Sinceridade não é sinónimo de rudeza

As pessoas brutas, quando são sinceras, são brutas.
As pessoas delicadas, quando são sinceras, são delicadas.


Parem de dizer que uma pessoa é pouco sincera porque é querida e de elogiar as pessoas brutas chamando-lhes sinceras. A sinceridade não é sinónimo de rudeza. Nem é necessariamente uma qualidade.

Domingo, Outubro 25, 2009

The Light of Peace

Ainda nem entendi bem o que é isto, mas gosto.
Todas as pinturas com este título são do mesmo sítio (um certo farol) e são da autoria de Thomas Kinkade.

Quinta-feira, Outubro 22, 2009

A casa maravilhosa

Após tanta insistência (ironia, percebem?), vou então contar a história da casa maravilhosa.

A casa maravilhosa

Era uma casa maravilhosa. Por fora, parecia que ia cair, de tão velha.
Antes de nós lá chegarmos, tínhamos de atravessar um lodaçal muito grande e ficávamos com os sapatos cheios de terra e de lama. Quando entrávamos na nossa casa, tínhamos que calçar pantufas porque a vizinha de baixo já era muito velha e não aguentava o barulho dos nossos passos. Lá dentro, nós tínhamos uma inclina também africana como nós, mas é claro que a gente não podíamos nunca entrar no quarto da inclina. Mas depois, quando já estávamos lá dentro, todos de pantufas, a casa era o lugar mais maravilhoso do mundo. Éramos todos pretos, lá dentro. Mesmo a inclina. E estava quentinho...

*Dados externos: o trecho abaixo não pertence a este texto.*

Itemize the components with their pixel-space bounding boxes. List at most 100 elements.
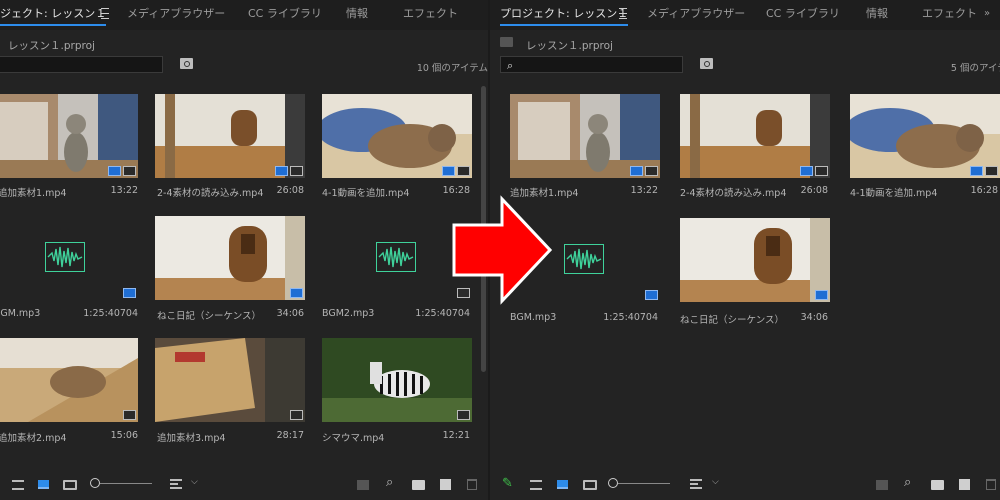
clip-thumbnail[interactable] bbox=[680, 94, 830, 178]
new-item-icon[interactable] bbox=[959, 479, 970, 490]
clip-thumbnail[interactable] bbox=[155, 94, 305, 178]
new-bin-icon[interactable] bbox=[412, 480, 425, 490]
trash-icon[interactable] bbox=[467, 479, 477, 490]
chevron-down-icon[interactable]: ⌵ bbox=[191, 477, 198, 487]
project-file-name: レッスン１.prproj bbox=[8, 40, 95, 52]
zoom-slider-knob[interactable] bbox=[90, 478, 100, 488]
clip-name: ねこ日記（シーケンス） bbox=[157, 311, 262, 322]
new-item-icon[interactable] bbox=[440, 479, 451, 490]
tab-cc-libraries[interactable]: CC ライブラリ bbox=[766, 0, 840, 30]
clip-thumbnail[interactable] bbox=[322, 338, 472, 422]
clip-duration: 1:25:40704 bbox=[83, 308, 138, 319]
clip-name: 2-4素材の読み込み.mp4 bbox=[157, 188, 264, 199]
tab-cc-libraries[interactable]: CC ライブラリ bbox=[248, 0, 322, 30]
tab-effects[interactable]: エフェクト bbox=[403, 0, 458, 30]
clip-name: 追加素材3.mp4 bbox=[157, 433, 226, 444]
zoom-slider[interactable] bbox=[618, 483, 670, 484]
clip-thumbnail[interactable] bbox=[510, 94, 660, 178]
clip-name: 2-4素材の読み込み.mp4 bbox=[680, 188, 787, 199]
clip-name: 4-1動画を追加.mp4 bbox=[850, 188, 938, 199]
tab-project[interactable]: プロジェクト: レッスン１ bbox=[500, 0, 629, 30]
panel-menu-icon[interactable] bbox=[101, 8, 109, 19]
list-view-icon[interactable] bbox=[12, 480, 24, 490]
tab-effects[interactable]: エフェクト bbox=[922, 0, 977, 30]
clip-duration: 16:28 bbox=[970, 185, 998, 196]
clip-name: シマウマ.mp4 bbox=[322, 433, 385, 444]
tab-media-browser[interactable]: メディアブラウザー bbox=[127, 0, 225, 30]
tab-info[interactable]: 情報 bbox=[866, 0, 888, 30]
clip-name: BGM2.mp3 bbox=[322, 308, 375, 319]
red-arrow-icon bbox=[452, 195, 552, 305]
automate-to-sequence-icon[interactable] bbox=[357, 480, 369, 490]
door-closeup-image bbox=[155, 216, 305, 300]
clip-duration: 13:22 bbox=[630, 185, 658, 196]
project-file-name: レッスン１.prproj bbox=[526, 40, 613, 52]
project-panel-after: プロジェクト: レッスン１ メディアブラウザー CC ライブラリ 情報 エフェク… bbox=[490, 0, 1000, 500]
search-icon[interactable]: ⌕ bbox=[904, 475, 911, 490]
search-input[interactable] bbox=[0, 56, 163, 73]
item-count: 10 個のアイテム bbox=[416, 63, 488, 74]
clip-name: ねこ日記（シーケンス） bbox=[680, 315, 785, 326]
clip-name: BGM.mp3 bbox=[0, 308, 41, 319]
tab-project-label: プロジェクト: レッスン１ bbox=[500, 7, 629, 20]
audio-waveform-icon bbox=[564, 244, 604, 274]
pencil-icon[interactable]: ✎ bbox=[502, 476, 513, 491]
icon-view-icon[interactable] bbox=[557, 480, 568, 489]
clip-duration: 1:25:40704 bbox=[415, 308, 470, 319]
clip-thumbnail[interactable] bbox=[0, 338, 138, 422]
audio-clip-thumbnail[interactable] bbox=[0, 216, 138, 300]
freeform-view-icon[interactable] bbox=[583, 480, 597, 490]
project-folder-icon bbox=[500, 37, 513, 47]
clip-duration: 34:06 bbox=[800, 312, 828, 323]
clip-name: 追加素材1.mp4 bbox=[0, 188, 67, 199]
clip-name: 4-1動画を追加.mp4 bbox=[322, 188, 410, 199]
tab-media-browser[interactable]: メディアブラウザー bbox=[647, 0, 745, 30]
list-view-icon[interactable] bbox=[530, 480, 542, 490]
clip-thumbnail[interactable] bbox=[850, 94, 1000, 178]
new-bin-icon[interactable] bbox=[931, 480, 944, 490]
clip-thumbnail[interactable] bbox=[155, 338, 305, 422]
sort-icon[interactable] bbox=[170, 479, 182, 489]
sort-icon[interactable] bbox=[690, 479, 702, 489]
tab-project-label: ジェクト: レッスン１ bbox=[0, 7, 107, 20]
audio-clip-thumbnail[interactable] bbox=[322, 216, 472, 300]
icon-view-icon[interactable] bbox=[38, 480, 49, 489]
chevron-down-icon[interactable]: ⌵ bbox=[712, 477, 719, 487]
clip-name: 追加素材2.mp4 bbox=[0, 433, 67, 444]
clip-duration: 12:21 bbox=[442, 430, 470, 441]
freeform-view-icon[interactable] bbox=[63, 480, 77, 490]
audio-waveform-icon bbox=[376, 242, 416, 272]
clip-duration: 28:17 bbox=[276, 430, 304, 441]
cardboard-image bbox=[155, 338, 305, 422]
clip-duration: 26:08 bbox=[800, 185, 828, 196]
zoom-slider-knob[interactable] bbox=[608, 478, 618, 488]
search-icon[interactable]: ⌕ bbox=[386, 475, 393, 490]
new-search-bin-icon[interactable] bbox=[180, 58, 193, 69]
panel-tab-bar: ジェクト: レッスン１ メディアブラウザー CC ライブラリ 情報 エフェクト bbox=[0, 0, 488, 30]
item-count: 5 個のアイテム bbox=[950, 63, 1000, 74]
trash-icon[interactable] bbox=[986, 479, 996, 490]
tab-project[interactable]: ジェクト: レッスン１ bbox=[0, 0, 107, 30]
automate-to-sequence-icon[interactable] bbox=[876, 480, 888, 490]
clip-duration: 1:25:40704 bbox=[603, 312, 658, 323]
chevron-right-icon[interactable]: » bbox=[984, 8, 990, 19]
clip-name: BGM.mp3 bbox=[510, 312, 557, 323]
audio-waveform-icon bbox=[45, 242, 85, 272]
sequence-thumbnail[interactable] bbox=[680, 218, 830, 302]
search-icon: ⌕ bbox=[507, 59, 514, 72]
door-closeup-image bbox=[680, 218, 830, 302]
clip-duration: 34:06 bbox=[276, 308, 304, 319]
clip-duration: 26:08 bbox=[276, 185, 304, 196]
cat-in-box-image bbox=[0, 338, 138, 422]
zebra-image bbox=[322, 338, 472, 422]
tab-info[interactable]: 情報 bbox=[346, 0, 368, 30]
clip-duration: 15:06 bbox=[110, 430, 138, 441]
sequence-thumbnail[interactable] bbox=[155, 216, 305, 300]
new-search-bin-icon[interactable] bbox=[700, 58, 713, 69]
clip-thumbnail[interactable] bbox=[0, 94, 138, 178]
search-input[interactable]: ⌕ bbox=[500, 56, 683, 73]
zoom-slider[interactable] bbox=[100, 483, 152, 484]
clip-thumbnail[interactable] bbox=[322, 94, 472, 178]
panel-tab-bar: プロジェクト: レッスン１ メディアブラウザー CC ライブラリ 情報 エフェク… bbox=[490, 0, 1000, 30]
panel-menu-icon[interactable] bbox=[619, 8, 627, 19]
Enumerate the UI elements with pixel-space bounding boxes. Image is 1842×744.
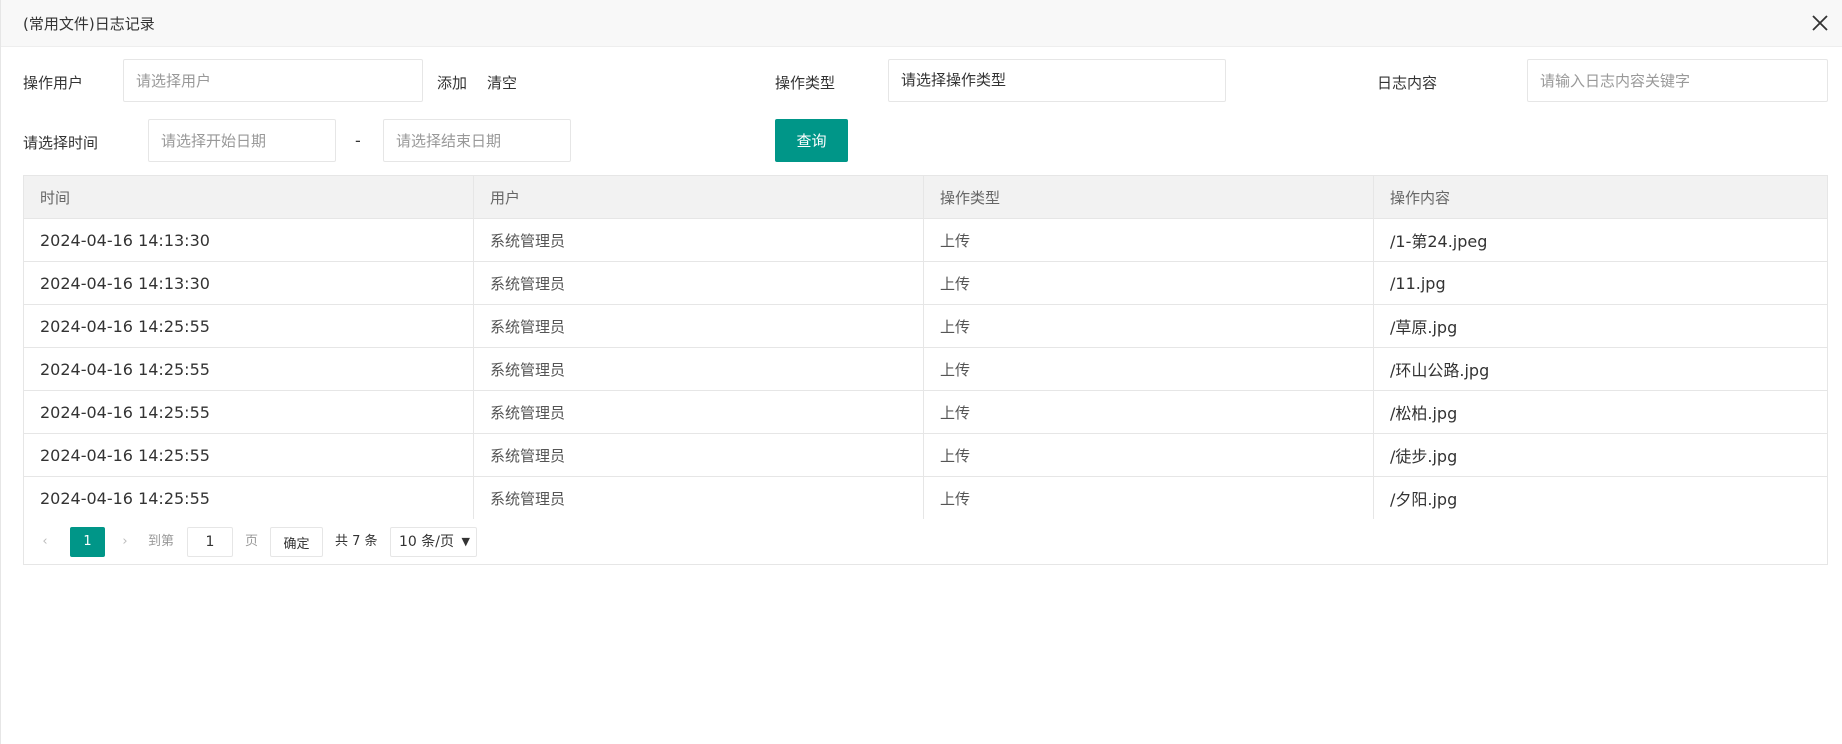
cell-type: 上传: [923, 347, 1374, 391]
cell-content: /环山公路.jpg: [1373, 347, 1828, 391]
table-row[interactable]: 2024-04-16 14:25:55 系统管理员 上传 /环山公路.jpg: [23, 347, 1828, 391]
cell-type: 上传: [923, 304, 1374, 348]
table-row[interactable]: 2024-04-16 14:25:55 系统管理员 上传 /松柏.jpg: [23, 390, 1828, 434]
add-user-button[interactable]: 添加: [437, 72, 467, 93]
cell-user: 系统管理员: [473, 390, 924, 434]
table-row[interactable]: 2024-04-16 14:25:55 系统管理员 上传 /草原.jpg: [23, 304, 1828, 348]
content-label: 日志内容: [1377, 74, 1438, 92]
cell-time: 2024-04-16 14:25:55: [23, 304, 474, 348]
cell-content: /徒步.jpg: [1373, 433, 1828, 477]
cell-content: /1-第24.jpeg: [1373, 218, 1828, 262]
time-label: 请选择时间: [23, 134, 99, 152]
goto-label: 到第: [148, 534, 175, 549]
table-row[interactable]: 2024-04-16 14:25:55 系统管理员 上传 /夕阳.jpg: [23, 476, 1828, 520]
cell-time: 2024-04-16 14:13:30: [23, 261, 474, 305]
table-row[interactable]: 2024-04-16 14:13:30 系统管理员 上传 /1-第24.jpeg: [23, 218, 1828, 262]
page-1-button[interactable]: 1: [70, 527, 105, 557]
goto-confirm-button[interactable]: 确定: [270, 527, 323, 557]
cell-type: 上传: [923, 476, 1374, 520]
cell-content: /11.jpg: [1373, 261, 1828, 305]
type-select[interactable]: 请选择操作类型: [888, 59, 1226, 102]
cell-type: 上传: [923, 433, 1374, 477]
log-table: 时间 用户 操作类型 操作内容 2024-04-16 14:13:30 系统管理…: [23, 175, 1828, 520]
cell-user: 系统管理员: [473, 476, 924, 520]
total-count: 共 7 条: [335, 534, 378, 549]
next-page-icon[interactable]: ›: [114, 527, 136, 557]
log-dialog: (常用文件)日志记录 操作用户 添加 清空 操作类型 请选择操作类型 日志内容 …: [0, 0, 1842, 744]
cell-content: /松柏.jpg: [1373, 390, 1828, 434]
query-button[interactable]: 查询: [775, 119, 848, 162]
dialog-titlebar: (常用文件)日志记录: [1, 0, 1842, 47]
user-label: 操作用户: [23, 74, 84, 92]
cell-user: 系统管理员: [473, 261, 924, 305]
header-content[interactable]: 操作内容: [1373, 175, 1828, 219]
dialog-title: (常用文件)日志记录: [23, 15, 155, 33]
cell-time: 2024-04-16 14:25:55: [23, 390, 474, 434]
pagination: ‹ 1 › 到第 页 确定 共 7 条 10 条/页 ▼: [23, 519, 1828, 565]
page-size-select[interactable]: 10 条/页 ▼: [390, 527, 477, 557]
content-search-input[interactable]: [1527, 59, 1828, 102]
table-row[interactable]: 2024-04-16 14:13:30 系统管理员 上传 /11.jpg: [23, 261, 1828, 305]
end-date-input[interactable]: [383, 119, 571, 162]
header-type[interactable]: 操作类型: [923, 175, 1374, 219]
cell-user: 系统管理员: [473, 218, 924, 262]
cell-time: 2024-04-16 14:13:30: [23, 218, 474, 262]
goto-page-input[interactable]: [187, 527, 233, 557]
cell-type: 上传: [923, 261, 1374, 305]
clear-user-button[interactable]: 清空: [487, 72, 517, 93]
cell-content: /草原.jpg: [1373, 304, 1828, 348]
cell-user: 系统管理员: [473, 347, 924, 391]
start-date-input[interactable]: [148, 119, 336, 162]
table-row[interactable]: 2024-04-16 14:25:55 系统管理员 上传 /徒步.jpg: [23, 433, 1828, 477]
chevron-down-icon: ▼: [461, 535, 470, 548]
cell-time: 2024-04-16 14:25:55: [23, 476, 474, 520]
header-user[interactable]: 用户: [473, 175, 924, 219]
cell-time: 2024-04-16 14:25:55: [23, 347, 474, 391]
page-unit-label: 页: [245, 534, 259, 549]
cell-time: 2024-04-16 14:25:55: [23, 433, 474, 477]
table-header-row: 时间 用户 操作类型 操作内容: [23, 175, 1828, 219]
cell-user: 系统管理员: [473, 304, 924, 348]
header-time[interactable]: 时间: [23, 175, 474, 219]
cell-user: 系统管理员: [473, 433, 924, 477]
cell-type: 上传: [923, 218, 1374, 262]
page-size-value: 10 条/页: [399, 534, 454, 550]
prev-page-icon[interactable]: ‹: [34, 527, 56, 557]
user-input[interactable]: [123, 59, 423, 102]
type-label: 操作类型: [775, 74, 836, 92]
cell-type: 上传: [923, 390, 1374, 434]
close-icon[interactable]: [1809, 12, 1831, 34]
cell-content: /夕阳.jpg: [1373, 476, 1828, 520]
date-range-separator: -: [355, 131, 361, 150]
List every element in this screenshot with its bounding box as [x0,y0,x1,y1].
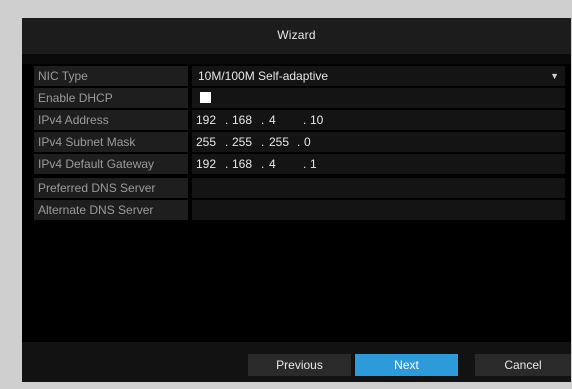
alternate-dns-input[interactable] [192,200,565,220]
ip-dot: . [225,113,229,127]
gateway-octet-4[interactable]: 1 [310,154,317,174]
gateway-octet-3[interactable]: 4 [269,154,276,174]
ip-dot: . [297,135,301,149]
window-title: Wizard [277,28,316,42]
subnet-mask-octet-2[interactable]: 255 [232,132,252,152]
screenshot-frame: Wizard NIC Type 10M/100M Self-adaptive ▼… [0,0,572,389]
ipv4-address-row: IPv4 Address 192 . 168 . 4 . 10 [34,110,565,130]
gateway-octet-1[interactable]: 192 [196,154,216,174]
preferred-dns-label: Preferred DNS Server [34,178,188,198]
ipv4-address-octet-2[interactable]: 168 [232,110,252,130]
nic-type-value: 10M/100M Self-adaptive [198,69,329,83]
ipv4-address-octet-1[interactable]: 192 [196,110,216,130]
network-settings-form: NIC Type 10M/100M Self-adaptive ▼ Enable… [34,66,565,222]
ipv4-address-input[interactable]: 192 . 168 . 4 . 10 [192,110,565,130]
subnet-mask-octet-3[interactable]: 255 [269,132,289,152]
ip-dot: . [261,113,265,127]
ipv4-default-gateway-input[interactable]: 192 . 168 . 4 . 1 [192,154,565,174]
ip-dot: . [261,135,265,149]
ipv4-address-octet-3[interactable]: 4 [269,110,276,130]
subnet-mask-octet-1[interactable]: 255 [196,132,216,152]
gateway-octet-2[interactable]: 168 [232,154,252,174]
ip-dot: . [261,157,265,171]
enable-dhcp-label: Enable DHCP [34,88,188,108]
ipv4-subnet-mask-label: IPv4 Subnet Mask [34,132,188,152]
ip-dot: . [225,135,229,149]
ip-dot: . [225,157,229,171]
title-bar: Wizard [22,18,571,54]
nic-type-row: NIC Type 10M/100M Self-adaptive ▼ [34,66,565,86]
previous-button[interactable]: Previous [248,354,351,376]
ipv4-address-label: IPv4 Address [34,110,188,130]
alternate-dns-row: Alternate DNS Server [34,200,565,220]
wizard-window: Wizard NIC Type 10M/100M Self-adaptive ▼… [22,18,571,382]
ipv4-subnet-mask-input[interactable]: 255 . 255 . 255 . 0 [192,132,565,152]
preferred-dns-input[interactable] [192,178,565,198]
title-divider [22,54,571,64]
chevron-down-icon[interactable]: ▼ [550,66,559,86]
ipv4-subnet-mask-row: IPv4 Subnet Mask 255 . 255 . 255 . 0 [34,132,565,152]
wizard-footer: Previous Next Cancel [22,342,571,382]
ipv4-address-octet-4[interactable]: 10 [310,110,323,130]
enable-dhcp-row: Enable DHCP [34,88,565,108]
alternate-dns-label: Alternate DNS Server [34,200,188,220]
subnet-mask-octet-4[interactable]: 0 [304,132,311,152]
enable-dhcp-checkbox[interactable] [200,92,211,103]
ip-dot: . [303,157,307,171]
ipv4-default-gateway-row: IPv4 Default Gateway 192 . 168 . 4 . 1 [34,154,565,174]
nic-type-select[interactable]: 10M/100M Self-adaptive ▼ [192,66,565,86]
cancel-button[interactable]: Cancel [475,354,571,376]
preferred-dns-row: Preferred DNS Server [34,178,565,198]
next-button[interactable]: Next [355,354,458,376]
nic-type-label: NIC Type [34,66,188,86]
ipv4-default-gateway-label: IPv4 Default Gateway [34,154,188,174]
ip-dot: . [303,113,307,127]
enable-dhcp-field [192,88,565,108]
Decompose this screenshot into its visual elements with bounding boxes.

Até que um dia... a inclina chegou a casa e atirou-se para cima da mesa, a chorar. Tinha perdido o emprego.
- Estou farta disto. Não aguento - dizia, na sua voz rouca - vou voltar para África! estou farta.
Então, a minha mãe disse:
- Se tu vais voltar para África, então nós temos de nos mudar para uma casa mais barata e mais pequena, porque, sem a tua renda, não podemos pagar esta renda.
E então assim foi. Mudámos para um pequeno apartamento. Era mais moderno, não tinha lama, não tinha a vizinha velha a reclamar por causa do barulho. Mas havia um problema.
É que a inclina tinha pago uma calção quando foi morar connosco. E quando nós nos mudámos para a casa nova, tivemos de a levar, para ela se gozar da calção que já estava paga, claro.
Como ela tinha pago uma calção por um quarto onde estava sozinha, então nós tivemos que dormir todos apinhados na sala, para ela poder gozar a calção no único quarto da casa.
- Agora adivinhe, setôra!!
- O quê?
- Adivinhe!!!
- Não sei!
- A inclina gostou tanto da casa nova, que lhe passou a raiva. Arranjou um emprego novo e ficou na mesma a viver connosco.
- Eu sempre me dei bem com vocês. Já estou habituada... E, portanto, fico aqui.
- Não é engraçado, setôra?
- Bem, engraçado...eu... pois, é muito engraçado!

N:B:: Vou colocar este texto no Terra, porque aqui pouca gente o lê.

Terça-feira, Outubro 20, 2009

Ohhhhh!

Parece que ninguém quer ouvir a minha história. Não digo. Não digo. Prontos!